Side note: std::unordered_set::contains was added in C++20. Before that, use find and compare the result against visited‘s end iterator:

#include <iostream>
#include <unordered_set>

int main()
{
    std::unordered_set<int> visited;

    if (visited.find(42) == visited.end())
    {
        visited.insert(42);
    }
    std::cout << visited.contains(42) <<std::endl;
}

You must also address the uninitialized temp_val pointed out by jhx’s answer.

Replace

std::unordered_map<int,bool> visited;

with

std::unordered_set<int> visited;

and then you can

            temp_node = output_nodes.at(i)->neighbors[j];
            temp_val = temp_node->val;
            if(!visited[temp_val].contains()){
                temp_node_2 = new Node(temp_node->val,temp_node->neighbors);
                indexer.insert({temp_node,temp_node_2});
                output_nodes.push_back(temp_node_2);

                visited.insert(temp_val);
            }

And at some point in the future you need to address the pass-by-value problem Yakk highlights.

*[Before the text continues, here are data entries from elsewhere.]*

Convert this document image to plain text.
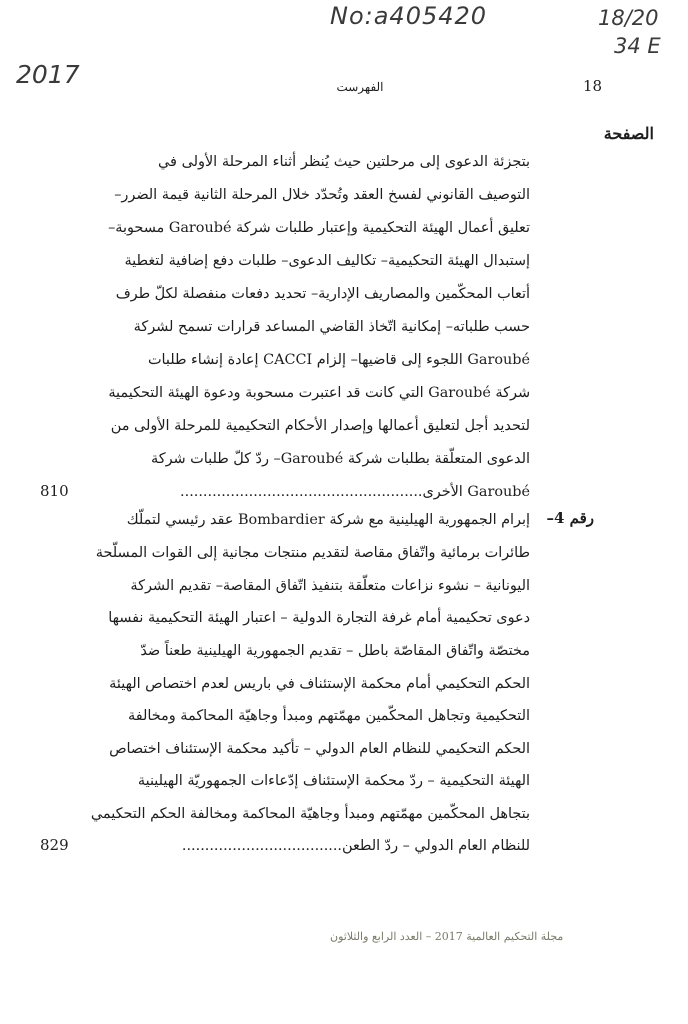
No:a405420	18/20
34 E
2017	18
الفهرست
الصفحة
بتجزئة الدعوى إلى مرحلتين حيث يُنظر أثناء المرحلة الأولى في
التوصيف القانوني لفسخ العقد وتُحدّد خلال المرحلة الثانية قيمة الضرر–
تعليق أعمال الهيئة التحكيمية وإعتبار طلبات شركة Garoubé مسحوبة–
إستبدال الهيئة التحكيمية– تكاليف الدعوى– طلبات دفع إضافية لتغطية
أتعاب المحكّمين والمصاريف الإدارية– تحديد دفعات منفصلة لكلّ طرف
حسب طلباته– إمكانية اتّخاذ القاضي المساعد قرارات تسمح لشركة
Garoubé اللجوء إلى قاضيها– إلزام CACCI إعادة إنشاء طلبات
شركة Garoubé التي كانت قد اعتبرت مسحوبة ودعوة الهيئة التحكيمية
لتحديد أجل لتعليق أعمالها وإصدار الأحكام التحكيمية للمرحلة الأولى من
الدعوى المتعلّقة بطلبات شركة Garoubé– ردّ كلّ طلبات شركة
Garoubé الأخرى.....................................................
810
رقم 4–
إبرام الجمهورية الهيلينية مع شركة Bombardier عقد رئيسي لتملّك
طائرات برمائية واتّفاق مقاصة لتقديم منتجات مجانية إلى القوات المسلّحة
اليونانية – نشوء نزاعات متعلّقة بتنفيذ اتّفاق المقاصة– تقديم الشركة
دعوى تحكيمية أمام غرفة التجارة الدولية – اعتبار الهيئة التحكيمية نفسها
مختصّة واتّفاق المقاصّة باطل – تقديم الجمهورية الهيلينية طعناً ضدّ
الحكم التحكيمي أمام محكمة الإستئناف في باريس لعدم اختصاص الهيئة
التحكيمية وتجاهل المحكّمين مهمّتهم ومبدأ وجاهيّة المحاكمة ومخالفة
الحكم التحكيمي للنظام العام الدولي – تأكيد محكمة الإستئناف اختصاص
الهيئة التحكيمية – ردّ محكمة الإستئناف إدّعاءات الجمهوريّة الهيلينية
بتجاهل المحكّمين مهمّتهم ومبدأ وجاهيّة المحاكمة ومخالفة الحكم التحكيمي
للنظام العام الدولي – ردّ الطعن...................................
829
مجلة التحكيم العالمية 2017 – العدد الرابع والثلاثون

void BFS(Node* node,std::unordered_map<Node*,Node*> indexer){

when you take an object (like an unordered map) by value, you get a local copy of it. You appear to think that modifying indexer within BFS will change the passed in indexer when you called it. This won’t happen.

The easiest way to detect such errors is to mark your function arguments as const on the right like this:

void BFS(Node*const node,std::unordered_map<Node*,Node*>const indexer){

the compiler will now generate errors whenever you try to modify them. You do this on the right so that if they are pointers, it is the pointer and not the pointed to that is const. (For reference parameters, const on the right generates an error: this is good, because you don’t want the const in that case).

Do this to every function in this example. Every line that generates an error is you misunderstanding what “passing an object by value” means.

It is possible that you intend to actually take the objects by & reference; I do not know. It is a very bad habit to just take every parameter by reference, however.

The core issue is you need to understand that objects in C++ have actual values, and when you create a variable of an object type you get a type that is an actual value, not a reference to that object on the heap somewhere.

Keeping track of where objects are and who owns them is an extra task that C++ places on programmers. One way we avoid the problem is that we write “pure functions” that take values in and return modified versions, and we std::move stuff in and assign the results.

Your next problem is here:

  if(!visited[temp_node->val]){

this causes visited to have a false value under temp_node->val if it didn’t exist prior to this line. [] creates with default value in a std::map and std::unordered_map, here false, if it is missing.

There are two problems here:

  visited.insert(std::make_pair(temp_val,true)); //does not 

first, temp_val is never given a value. You could just delete it and use temp_node->val, or you could assign it the value earlier; either works.

The second is that insert does not replace a value that already exists. It returns a std::pair<iterator, bool> where the 2nd parameter says if the insert actually replaced something.

Normally this isn’t a problem, but earlier use of [] caused the element to be created

.insert_or_assign does what you want; alternatively, you can just do visited[key] = true.

The use of a map from a key to a bool is often a mistake. Using a unordered_set can help; use visited.count(key) > 0 or visited.contains(key) to detect if something is in the set, and use insert (without the pair/bool) to add to the set: visited.insert(key).

This is a bit less error prone, and doesn’t waste memory on storing not-visited elements.